The Commission will consider whether to adopt proxy rule amendments to provide investors who use proxy voting advice with more transparent, accurate, and complete information on which to make voting decisions, without imposing undue costs or delays.
The second item on the agenda says the Commission will consider whether to publish supplementary guidance to the Commission Guidance Regarding Proxy Voting Responsibilities of Investment Advisers, Release No. IA-5325 (Aug. 21, 2019), 84 FR 47420 (Sept. 10, 2019), regarding how the fiduciary duty and rule 206(4)-6 under the Investment Advisers Act of 1940 relate to an investment adviser’s proxy voting on behalf of clients.
The last time I blogged about the Commission calendaring an open meeting it was cancelled on fairly short notice. The proposed rules on proxy advisors are top of mind for many so hopefully the Commission keeps this meeting – those interested can listen in via audio webcast on the SEC’s website.
And, if rules are adopted, we’ll be covering this and discussing what it means at our upcoming “Proxy Disclosure” & “Executive Pay” Conferences – which will be held entirely virtually over three days – September 21 – 23. We’ve offered a Live Nationwide Video Webcast for our conferences for years – one of the only events to do so – and we’re excited to build on that platform and make your digital experience better than ever. Act now to get an “early bird” discount – here’s the registration information.
Return to Sender: Company Received $250 Million in Relief Funds – But Board Gives it Back
A recent Harvard Business Review article provides a quick read about how one company decided to return $250 million in government relief funds. The funds weren’t part of the PPP rollout fiasco where some companies applied for funds and then returned them as questions mounted about good-faith need certifications. So, with continued economic uncertainty some might question what led a company entitled to funds to give the money back.
As the article explains, the board decided to do what was right and made a unanimous decision to return the money. The article is in the form of a Q&A with the company’s CEO and provides a good case study illustrating board deliberations that considered “stakeholder interests.” The article says the CEO hopes to influence discussions in other boardrooms:
We’re a publicly traded company, and if our decision to return the money helps give other companies a bit of air cover to make the same decision, that’s a good thing. If more companies that aren’t risking their survival decide to return the money, millions will turn into billions of extra funding that can go to those truly in need. Then, hopefully, we emerge stronger as a country. There’s been a decade-long debate about ESG and the role of a company. In my opinion, we’re at a unique time in which CEOs need to act.
Fall Shareholder Engagement: Prep Questions
Here’s something I recently blogged on CompensationStandards.com: Off-season shareholder engagement is always important but this year it may be even more so with attention focused on social issues, company responses to the pandemic and related matters. As proxy seasons seem to be rolling from one right into the next, Teneo recently issued a memo titled “20 Imperatives for Fall 2020 Shareholder Engagement” to help companies prepare for upcoming off-season shareholder engagement and the 2021 proxy season.
The memo lists 20 topics and questions, primarily focused on diversity and executive compensation and suggests companies prepare for Fall engagement by asking themselves those questions. Here are a few:
– Strategy: How are we reassessing and resetting our strategy, business, brand, and reputation to align with the new normal? Over the medium and long term, the new normal may call for a different strategy, brand changes that mitigate inclusiveness concerns, or a reprioritization of business lines.

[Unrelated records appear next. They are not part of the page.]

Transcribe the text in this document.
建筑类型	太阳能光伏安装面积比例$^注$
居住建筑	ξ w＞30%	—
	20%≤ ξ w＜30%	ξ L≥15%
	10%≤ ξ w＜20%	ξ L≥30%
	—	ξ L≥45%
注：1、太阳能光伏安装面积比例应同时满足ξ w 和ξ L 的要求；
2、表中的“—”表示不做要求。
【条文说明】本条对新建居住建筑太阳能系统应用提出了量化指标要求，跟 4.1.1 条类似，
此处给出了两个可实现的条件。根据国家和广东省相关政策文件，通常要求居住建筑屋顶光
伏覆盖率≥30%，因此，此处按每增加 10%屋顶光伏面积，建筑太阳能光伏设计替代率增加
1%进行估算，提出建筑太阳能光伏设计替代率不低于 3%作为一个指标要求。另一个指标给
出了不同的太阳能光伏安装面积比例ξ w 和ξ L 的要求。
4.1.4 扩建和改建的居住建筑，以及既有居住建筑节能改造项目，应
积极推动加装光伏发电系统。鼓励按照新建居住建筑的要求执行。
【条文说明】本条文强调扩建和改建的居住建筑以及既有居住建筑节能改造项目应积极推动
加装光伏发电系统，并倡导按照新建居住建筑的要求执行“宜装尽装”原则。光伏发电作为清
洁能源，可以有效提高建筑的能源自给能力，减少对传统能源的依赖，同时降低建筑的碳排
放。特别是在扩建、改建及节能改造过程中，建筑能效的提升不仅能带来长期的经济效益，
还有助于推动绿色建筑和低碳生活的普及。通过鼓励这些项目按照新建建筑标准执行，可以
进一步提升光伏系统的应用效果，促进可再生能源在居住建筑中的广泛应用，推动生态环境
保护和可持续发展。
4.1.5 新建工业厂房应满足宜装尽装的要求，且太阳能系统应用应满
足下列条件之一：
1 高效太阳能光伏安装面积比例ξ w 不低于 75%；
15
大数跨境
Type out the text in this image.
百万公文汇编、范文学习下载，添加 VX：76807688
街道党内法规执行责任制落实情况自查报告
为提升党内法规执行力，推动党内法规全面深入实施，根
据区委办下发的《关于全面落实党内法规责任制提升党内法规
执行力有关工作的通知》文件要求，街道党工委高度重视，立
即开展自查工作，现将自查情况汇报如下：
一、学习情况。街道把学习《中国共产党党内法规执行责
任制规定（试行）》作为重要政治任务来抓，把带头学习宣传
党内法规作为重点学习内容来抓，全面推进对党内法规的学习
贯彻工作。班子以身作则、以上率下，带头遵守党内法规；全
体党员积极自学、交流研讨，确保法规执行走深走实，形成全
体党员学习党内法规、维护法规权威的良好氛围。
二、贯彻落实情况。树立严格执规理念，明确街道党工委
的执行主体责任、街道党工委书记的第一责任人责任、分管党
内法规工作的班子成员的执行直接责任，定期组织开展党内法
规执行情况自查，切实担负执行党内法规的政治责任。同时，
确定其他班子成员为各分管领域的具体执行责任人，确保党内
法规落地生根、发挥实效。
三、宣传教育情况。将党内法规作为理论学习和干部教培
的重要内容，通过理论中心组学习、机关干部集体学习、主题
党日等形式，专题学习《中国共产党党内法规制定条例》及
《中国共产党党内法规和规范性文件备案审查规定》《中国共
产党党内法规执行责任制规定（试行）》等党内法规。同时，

Stakeholders will view the strategy through a new lens and expect companies to do the same.
– Diversity Goals: Should we set and disclose concrete diversity goals? The evolution of sustainability reporting has led to the practice of companies setting and disclosing concrete goals, typically relating to the environment. It is less common for companies to set and disclose any goals relating to social issues. However, the current environment could prompt investor calls for goal setting on this issue as well.

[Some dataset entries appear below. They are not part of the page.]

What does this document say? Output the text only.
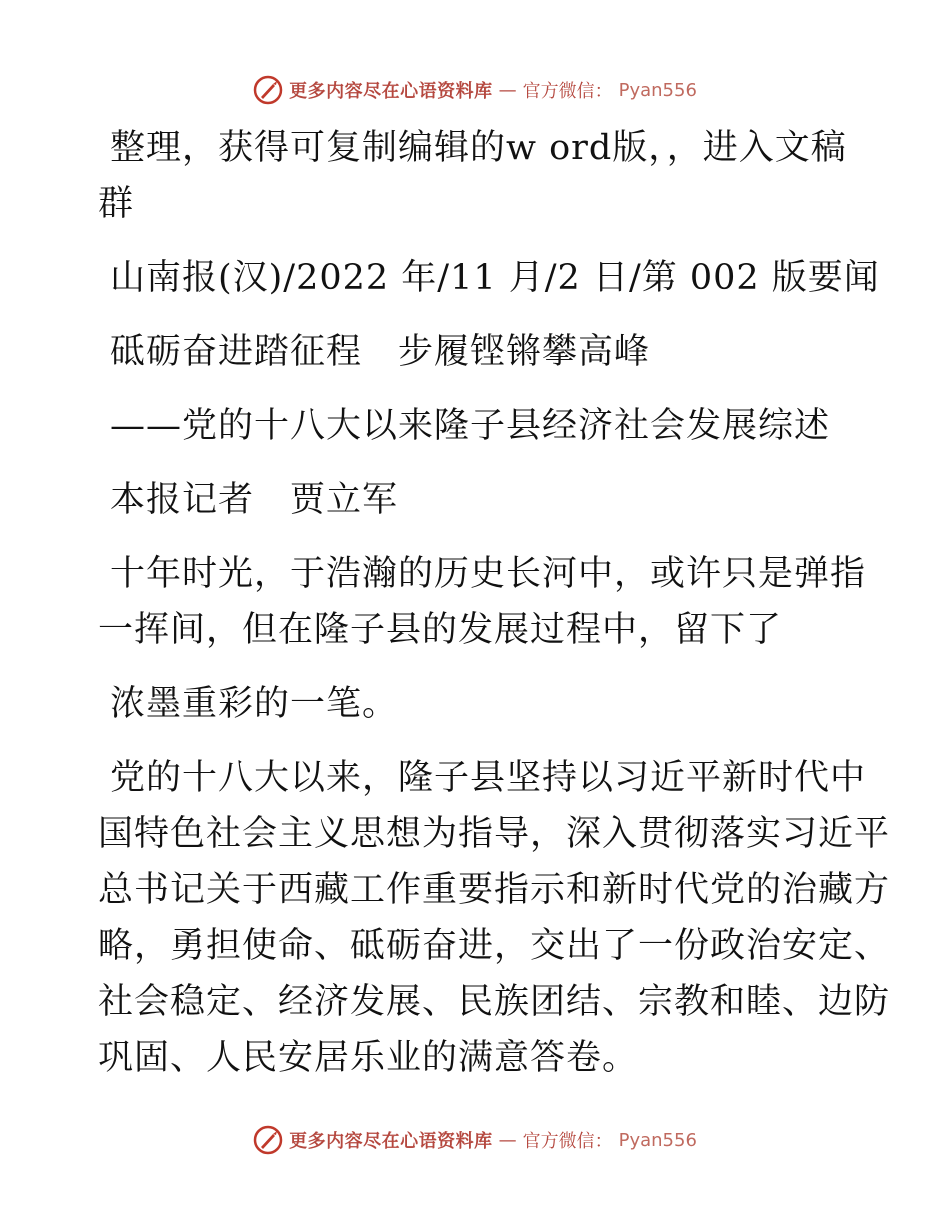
更多内容尽在心语资料库 — 官方微信： Pyan556
整理，获得可复制编辑的w ord版，，进入文稿
群
山南报(汉)/2022 年/11 月/2 日/第 002 版要闻
砥砺奋进踏征程　步履铿锵攀高峰
——党的十八大以来隆子县经济社会发展综述
本报记者　贾立军
十年时光，于浩瀚的历史长河中，或许只是弹指
一挥间，但在隆子县的发展过程中，留下了
浓墨重彩的一笔。
党的十八大以来，隆子县坚持以习近平新时代中
国特色社会主义思想为指导，深入贯彻落实习近平
总书记关于西藏工作重要指示和新时代党的治藏方
略，勇担使命、砥砺奋进，交出了一份政治安定、
社会稳定、经济发展、民族团结、宗教和睦、边防
巩固、人民安居乐业的满意答卷。
更多内容尽在心语资料库 — 官方微信： Pyan556
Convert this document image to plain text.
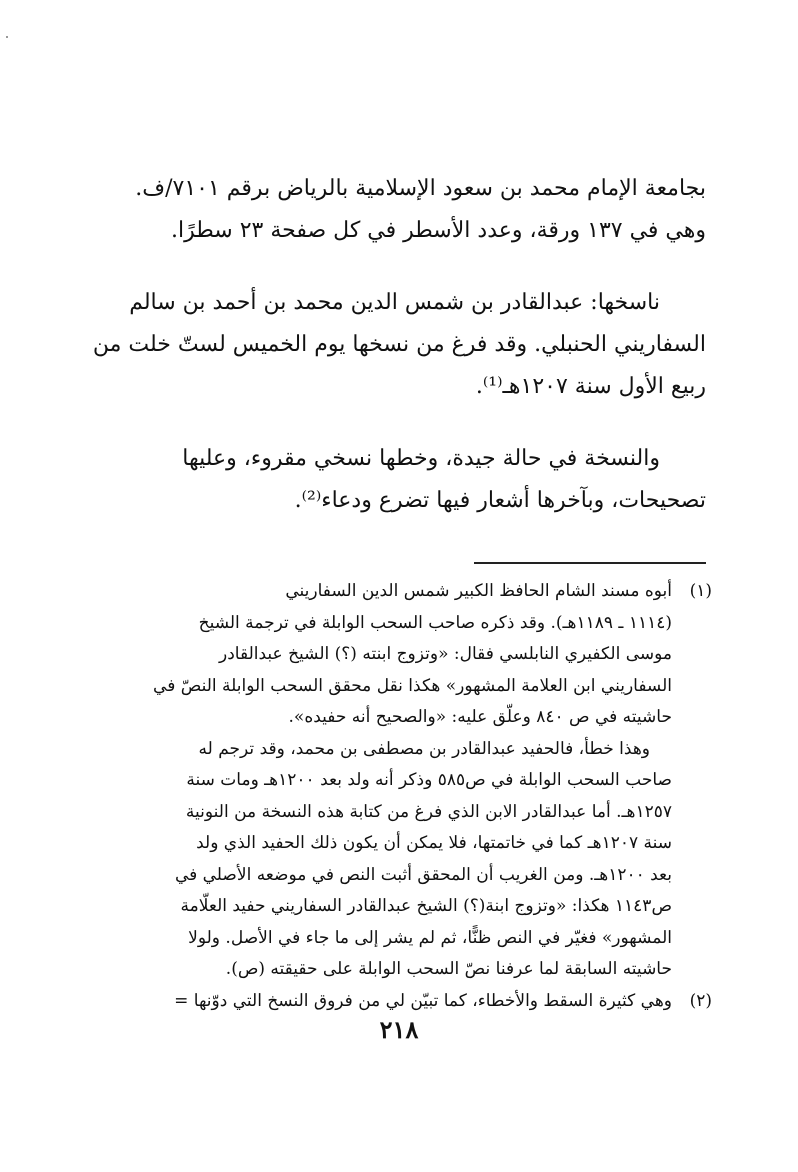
بجامعة الإمام محمد بن سعود الإسلامية بالرياض برقم ٧١٠١/ف.
وهي في ١٣٧ ورقة، وعدد الأسطر في كل صفحة ٢٣ سطرًا.

ناسخها: عبدالقادر بن شمس الدين محمد بن أحمد بن سالم
السفاريني الحنبلي. وقد فرغ من نسخها يوم الخميس لستّ خلت من
ربيع الأول سنة ١٢٠٧هـ⁽¹⁾.

والنسخة في حالة جيدة، وخطها نسخي مقروء، وعليها
تصحيحات، وبآخرها أشعار فيها تضرع ودعاء⁽²⁾.

(١)
أبوه مسند الشام الحافظ الكبير شمس الدين السفاريني
(١١١٤ ـ ١١٨٩هـ). وقد ذكره صاحب السحب الوابلة في ترجمة الشيخ
موسى الكفيري النابلسي فقال: «وتزوج ابنته (؟) الشيخ عبدالقادر
السفاريني ابن العلامة المشهور» هكذا نقل محقق السحب الوابلة النصّ في
حاشيته في ص ٨٤٠ وعلّق عليه: «والصحيح أنه حفيده».
وهذا خطأ، فالحفيد عبدالقادر بن مصطفى بن محمد، وقد ترجم له
صاحب السحب الوابلة في ص٥٨٥ وذكر أنه ولد بعد ١٢٠٠هـ ومات سنة
١٢٥٧هـ. أما عبدالقادر الابن الذي فرغ من كتابة هذه النسخة من النونية
سنة ١٢٠٧هـ كما في خاتمتها، فلا يمكن أن يكون ذلك الحفيد الذي ولد
بعد ١٢٠٠هـ. ومن الغريب أن المحقق أثبت النص في موضعه الأصلي في
ص١١٤٣ هكذا: «وتزوج ابنة(؟) الشيخ عبدالقادر السفاريني حفيد العلّامة
المشهور» فغيّر في النص ظنًّا، ثم لم يشر إلى ما جاء في الأصل. ولولا
حاشيته السابقة لما عرفنا نصّ السحب الوابلة على حقيقته (ص).
(٢)
وهي كثيرة السقط والأخطاء، كما تبيّن لي من فروق النسخ التي دوّنها =
٢١٨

– Consistent Grant Values: How will our year-over-year grant values be perceived by investors? Maintaining year-over-year grant values during periods of extreme stock price volatility poses a unique set of challenges. While lowering annual grant values may raise retention and motivation concerns, proxy advisors and many shareholders expect lower grant date values when the stock price is low, as granting more shares has a dilutive effect. The recent stock market rally has only increased the scrutiny of significant gains from equity awards at the height of the pandemic.